Eine von den vorstehenden Überlegungen zu trennende, gleichwohl benachbarte Frage ist, ob etwaiger KI-generierter Code Rechte Dritter verletzt. Das könnte beispielsweise dann der Fall sein, wenn die KI den fremden Code – mit dem sie trainiert wurde – weitgehend reproduziert. Das Risiko kann mit einem Software-Scan reduziert, aber nicht ganz ausgeschlossen werden; andererseits besteht das Risiko der Übernahme fremden Codes auch beim Einsatz menschlicher Programmierer. Ein größeres Risiko dürfte dagegen bestehen, wenn visuelle Inhalte KI-generiert werden. Dies ist aber nicht Gegenstand des vorliegenden Beitrages.
Wenn die fragliche Softwarelösung als Bestandteil der Zielgesellschaft oder als zu übergehendes Asset selbst KI darstellt, sollte nicht nur der AI Act im Blick behalten werden, sondern auch die Herkunft der Datensätze, mit denen sie trainiert wurde. Wenn diese auf Web-Scraping (automatisiertes Auslesen von Daten auf Websites mithilfe von Software-Bots oder Skripten) zurückgehen, können sich urheberrechtliche und datenschutzrechtliche Fragen stellen. Auch der Erwerb einer Lizenz von einem kommerziellen Anbieter nützt nur dann, wenn dieser wiederum selbst alle notwendigen Rechte hat; ein Blick auf die Lizenzbestimmungen ist in jedem Fall angezeigt (beispielsweise in Bezug auf Grenzen der Nutzung durch den Lizenznehmer).

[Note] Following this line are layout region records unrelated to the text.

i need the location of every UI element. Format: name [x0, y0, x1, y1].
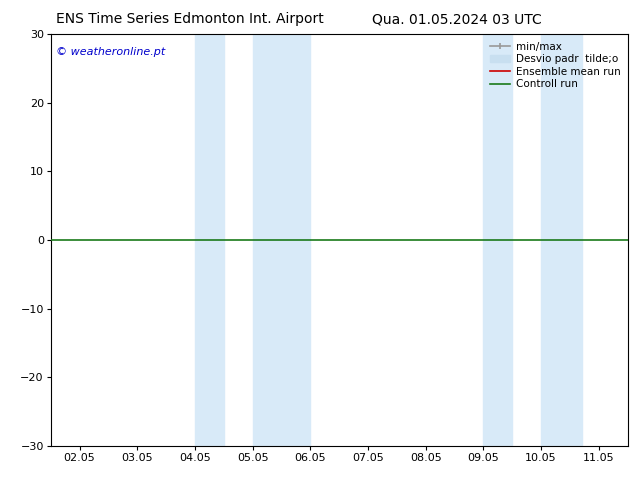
Text: © weatheronline.pt: © weatheronline.pt [56, 47, 165, 57]
Bar [252, 34, 311, 446]
Legend: min/max, Desvio padr  tilde;o, Ensemble mean run, Controll run: min/max, Desvio padr tilde;o, Ensemble m… [488, 40, 623, 92]
Bar [483, 34, 512, 446]
Text: Qua. 01.05.2024 03 UTC: Qua. 01.05.2024 03 UTC [372, 12, 541, 26]
Bar [195, 34, 224, 446]
Bar [541, 34, 581, 446]
Text: ENS Time Series Edmonton Int. Airport: ENS Time Series Edmonton Int. Airport [56, 12, 324, 26]
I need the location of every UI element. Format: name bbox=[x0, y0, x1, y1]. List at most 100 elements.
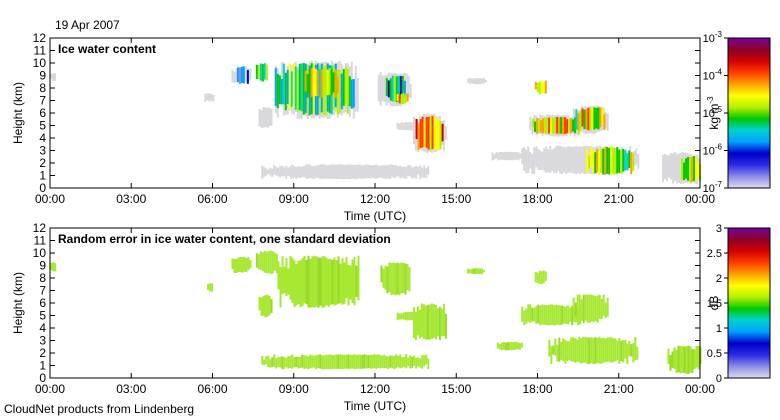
error-region-stripe bbox=[353, 257, 356, 306]
colorbar-tick-label: 10-4 bbox=[703, 68, 723, 83]
error-region bbox=[548, 336, 639, 365]
missing-data-stripe bbox=[419, 165, 422, 180]
missing-data-stripe bbox=[375, 164, 378, 179]
missing-data-stripe bbox=[501, 152, 504, 160]
missing-data-stripe bbox=[291, 164, 294, 179]
error-region-stripe bbox=[422, 304, 425, 339]
missing-data-stripe bbox=[497, 152, 500, 161]
x-tick-label: 03:00 bbox=[116, 192, 146, 206]
error-region-stripe bbox=[351, 259, 354, 304]
iwc-retrieval-stripe bbox=[597, 107, 600, 130]
missing-data-stripe bbox=[505, 151, 508, 161]
iwc-retrieval-stripe bbox=[396, 94, 399, 101]
y-tick-label: 8 bbox=[39, 271, 46, 285]
error-region-stripe bbox=[570, 337, 573, 362]
error-region-stripe bbox=[545, 305, 548, 326]
error-region-stripe bbox=[389, 355, 392, 368]
error-region-stripe bbox=[289, 355, 292, 368]
missing-data-stripe bbox=[473, 78, 476, 84]
missing-data-stripe bbox=[381, 75, 384, 102]
error-region-stripe bbox=[267, 251, 270, 274]
error-region-stripe bbox=[309, 354, 312, 369]
error-region-stripe bbox=[241, 257, 244, 273]
missing-data-stripe bbox=[557, 145, 560, 172]
error-region-stripe bbox=[339, 263, 342, 304]
iwc-retrieval bbox=[236, 65, 249, 85]
y-axis-label: Height (km) bbox=[11, 272, 25, 334]
error-region-stripe bbox=[347, 354, 350, 369]
error-region-stripe bbox=[560, 341, 563, 360]
missing-data-stripe bbox=[678, 153, 681, 184]
y-tick-label: 8 bbox=[39, 81, 46, 95]
iwc-retrieval-stripe bbox=[681, 158, 684, 181]
missing-data-stripe bbox=[442, 120, 445, 151]
error-region-stripe bbox=[600, 298, 603, 320]
error-region-stripe bbox=[269, 250, 272, 275]
error-region-stripe bbox=[479, 268, 482, 275]
y-tick-label: 3 bbox=[39, 144, 46, 158]
error-region bbox=[50, 262, 56, 272]
error-region-stripe bbox=[281, 356, 284, 370]
missing-data-stripe bbox=[483, 78, 486, 84]
error-region-stripe bbox=[498, 344, 501, 350]
iwc-retrieval bbox=[415, 115, 444, 151]
iwc-retrieval-stripe bbox=[320, 69, 323, 98]
y-tick-label: 9 bbox=[39, 69, 46, 83]
error-region-stripe bbox=[535, 306, 538, 324]
error-region-stripe bbox=[403, 356, 406, 368]
missing-data-stripe bbox=[325, 165, 328, 179]
error-region-stripe bbox=[349, 354, 352, 369]
iwc-retrieval-stripe bbox=[316, 70, 319, 97]
iwc-retrieval-stripe bbox=[290, 71, 293, 107]
error-region-stripe bbox=[496, 342, 499, 349]
error-region-stripe bbox=[291, 354, 294, 369]
missing-data-stripe bbox=[519, 153, 522, 159]
error-region-stripe bbox=[264, 295, 267, 318]
iwc-retrieval-stripe bbox=[562, 116, 565, 135]
error-region-stripe bbox=[571, 305, 574, 326]
iwc-retrieval-stripe bbox=[602, 148, 605, 175]
missing-data-stripe bbox=[529, 116, 532, 131]
error-region-stripe bbox=[275, 358, 278, 369]
missing-data-stripe bbox=[407, 165, 410, 176]
error-region-stripe bbox=[269, 359, 272, 368]
iwc-retrieval-stripe bbox=[624, 150, 627, 171]
iwc-retrieval bbox=[575, 107, 606, 131]
error-region-stripe bbox=[391, 355, 394, 368]
missing-data-stripe bbox=[249, 68, 252, 80]
error-region-stripe bbox=[382, 268, 385, 288]
error-region-stripe bbox=[608, 337, 611, 362]
missing-data-stripe bbox=[208, 93, 211, 102]
missing-data-stripe bbox=[541, 151, 544, 170]
colorbar-tick-label: 1.5 bbox=[707, 298, 722, 310]
missing-data-stripe bbox=[261, 165, 264, 179]
iwc-retrieval-stripe bbox=[540, 80, 543, 94]
error-region-stripe bbox=[594, 296, 597, 322]
iwc-retrieval-stripe bbox=[402, 93, 405, 105]
iwc-retrieval-stripe bbox=[425, 117, 428, 148]
iwc-retrieval-stripe bbox=[259, 63, 262, 81]
y-tick-label: 6 bbox=[39, 296, 46, 310]
missing-data-stripe bbox=[307, 164, 310, 179]
error-region-stripe bbox=[576, 339, 579, 362]
iwc-retrieval-stripe bbox=[630, 152, 633, 175]
missing-data-stripe bbox=[269, 167, 272, 176]
missing-data-stripe bbox=[351, 164, 354, 179]
error-region-stripe bbox=[323, 256, 326, 308]
error-region-stripe bbox=[415, 358, 418, 369]
missing-data-stripe bbox=[319, 164, 322, 179]
error-region-stripe bbox=[327, 259, 330, 307]
missing-data-stripe bbox=[479, 78, 482, 85]
missing-data-stripe bbox=[511, 152, 514, 161]
missing-data-stripe bbox=[401, 166, 404, 178]
error-region-stripe bbox=[207, 283, 210, 290]
error-region-stripe bbox=[231, 258, 234, 269]
missing-data-stripe bbox=[411, 167, 414, 179]
error-region-stripe bbox=[388, 262, 391, 293]
error-region-stripe bbox=[504, 342, 507, 351]
x-tick-label: 03:00 bbox=[116, 382, 146, 396]
missing-data-stripe bbox=[204, 93, 207, 102]
iwc-retrieval-stripe bbox=[596, 148, 599, 173]
iwc-retrieval-stripe bbox=[558, 117, 561, 135]
missing-data-stripe bbox=[309, 164, 312, 179]
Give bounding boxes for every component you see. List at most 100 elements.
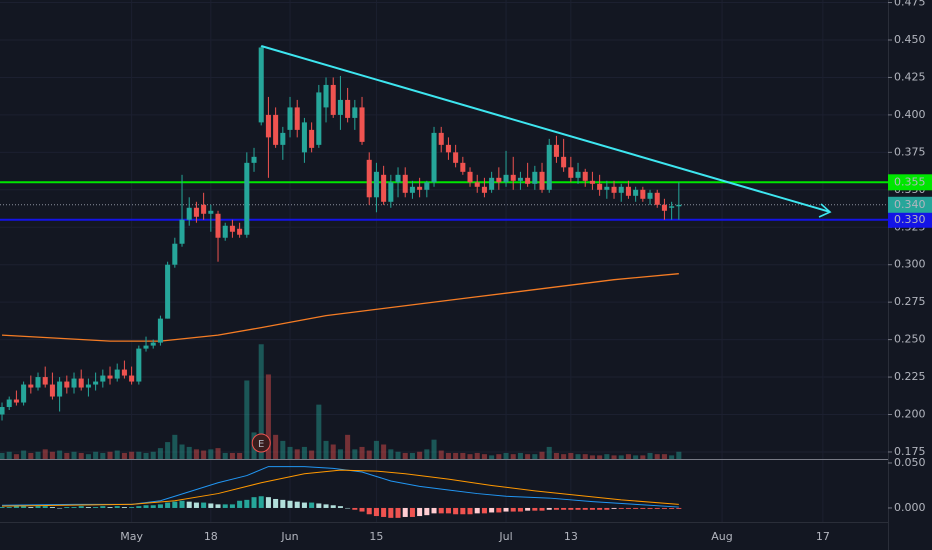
volume-bar	[6, 451, 12, 459]
candle-body	[35, 377, 41, 388]
y-tick-label: 0.250	[894, 333, 926, 346]
candle-body	[21, 384, 27, 403]
histogram-bar	[474, 507, 480, 514]
histogram-bar	[589, 507, 595, 510]
histogram-bar	[157, 504, 163, 508]
y-tick-label: 0.300	[894, 258, 926, 271]
histogram-bar	[21, 506, 27, 508]
trendline-arrow	[818, 203, 832, 218]
candle-body	[517, 177, 523, 181]
candle-body	[481, 186, 487, 193]
histogram-bar	[532, 507, 538, 511]
volume-bar	[172, 434, 178, 459]
histogram-bar	[460, 507, 466, 515]
volume-bar	[359, 446, 365, 459]
histogram-bar	[201, 502, 207, 508]
candle-body	[150, 342, 156, 346]
candle-body	[438, 132, 444, 145]
x-tick-label: Jul	[498, 530, 512, 543]
candle-body	[222, 225, 228, 238]
histogram-bar	[244, 499, 250, 508]
histogram-bar	[107, 507, 113, 508]
histogram-bar	[467, 507, 473, 515]
y-tick-label: 0.375	[894, 145, 926, 158]
volume-bar	[532, 454, 538, 459]
volume-bar	[258, 344, 264, 459]
histogram-bar	[42, 506, 48, 508]
histogram-bar	[496, 507, 502, 513]
candle-body	[597, 183, 603, 190]
volume-bar	[330, 444, 336, 459]
histogram-bar	[280, 499, 286, 508]
y-tick-label: 0.225	[894, 370, 926, 383]
histogram-bar	[395, 507, 401, 518]
volume-bar	[611, 455, 617, 459]
histogram-bar	[150, 505, 156, 508]
y-tick-label: 0.050	[894, 456, 926, 469]
histogram-bar	[71, 507, 77, 508]
x-tick-label: Jun	[280, 530, 298, 543]
candle-body	[496, 177, 502, 183]
volume-bar	[503, 452, 509, 459]
histogram-bar	[539, 507, 545, 511]
volume-bar	[352, 449, 358, 459]
histogram-bar	[453, 507, 459, 515]
histogram-bar	[0, 507, 5, 508]
candle-body	[280, 132, 286, 145]
candle-body	[28, 384, 34, 388]
histogram-bar	[640, 507, 646, 509]
candle-body	[323, 84, 329, 108]
histogram-bar	[510, 507, 516, 512]
volume-bar	[229, 452, 235, 459]
volume-bar	[604, 454, 610, 459]
histogram-bar	[611, 507, 617, 509]
candle-body	[553, 144, 559, 157]
volume-bar	[654, 454, 660, 459]
volume-bar	[496, 454, 502, 459]
candle-body	[179, 219, 185, 244]
histogram-bar	[179, 500, 185, 508]
candle-body	[71, 378, 77, 388]
volume-bar	[582, 454, 588, 459]
histogram-bar	[172, 501, 178, 508]
candle-body	[402, 174, 408, 193]
x-tick-label: 15	[369, 530, 383, 543]
histogram-bar	[388, 507, 394, 518]
signal-line	[2, 469, 679, 507]
candle-body	[107, 375, 113, 379]
volume-bar	[186, 446, 192, 459]
candle-body	[474, 182, 480, 187]
histogram-bar	[661, 507, 667, 509]
trendline	[260, 45, 831, 213]
histogram-bar	[481, 507, 487, 514]
y-tick-label: 0.450	[894, 33, 926, 46]
candle-body	[251, 156, 257, 163]
volume-bar	[49, 451, 55, 459]
volume-bar	[589, 455, 595, 459]
candle-body	[186, 207, 192, 220]
candle-body	[460, 162, 466, 172]
candle-body	[136, 348, 142, 382]
volume-bar	[345, 434, 351, 459]
histogram-bar	[604, 507, 610, 510]
histogram-bar	[568, 507, 574, 510]
volume-bar	[640, 455, 646, 459]
volume-bar	[546, 446, 552, 459]
histogram-bar	[618, 507, 624, 509]
volume-bar	[208, 449, 214, 459]
volume-bar	[424, 449, 430, 459]
histogram-bar	[402, 507, 408, 517]
y-tick-label: 0.175	[894, 445, 926, 458]
candle-body	[625, 186, 631, 196]
histogram-bar	[229, 504, 235, 508]
volume-bar	[71, 451, 77, 459]
candle-body	[201, 204, 207, 214]
price-tag	[888, 211, 932, 228]
histogram-bar	[323, 504, 329, 508]
volume-bar	[301, 446, 307, 459]
candle-body	[568, 167, 574, 178]
volume-bar	[481, 454, 487, 459]
candle-body	[0, 407, 5, 415]
candle-body	[539, 171, 545, 190]
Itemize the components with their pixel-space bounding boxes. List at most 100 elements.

Bei grenzüberschreitenden Unternehmenskäufen, insbesondere wenn die Zielgesellschaft international oder gar global tätig ist, verstärken sich die urheberrechtlichen Herausforderungen im Zusammenhang mit KI-generierter Software. Urheberrecht ist grundsätzlich nationales Recht, wenngleich sich die Voraussetzungen für die Entstehung von urheberrechtlichem Schutz in den meisten Ländern ähneln und damit auch die Grundsätze für die hier relevanten Rechtsfragen. Dennoch ist die Entwicklung auch auf internationaler Ebene noch im Fluss, und ein chinesisches Gericht mag die hier aufgeworfenen Rechtsfragen anders entscheiden als ein amerikanisches. Die Garantieerklärungen der Transaktionsdokumente sollten zudem flexible Formulierungen enthalten, die den unterschiedlichen rechtlichen Rahmenbedingungen in den betroffenen Jurisdiktionen Rechnung tragen.
Wenn KI bei der Erstellung von Software nicht nur als untergeordnetes Tool eingesetzt wird, kann es an der Schutzfähigkeit der Software fehlen. Der Prozess der Softwareentwicklung sollte daher im Rahmen der Due Diligence hinterfragt werden. Die Findings werden sich beim Unternehmenskauf in der Vertragsdokumentation widerspiegeln müssen. Auch weitere Folgefragen wie Rechte Dritter, AI Act, Scraping und Datenlizenzen sowie internationale Aspekte sind zu beachten.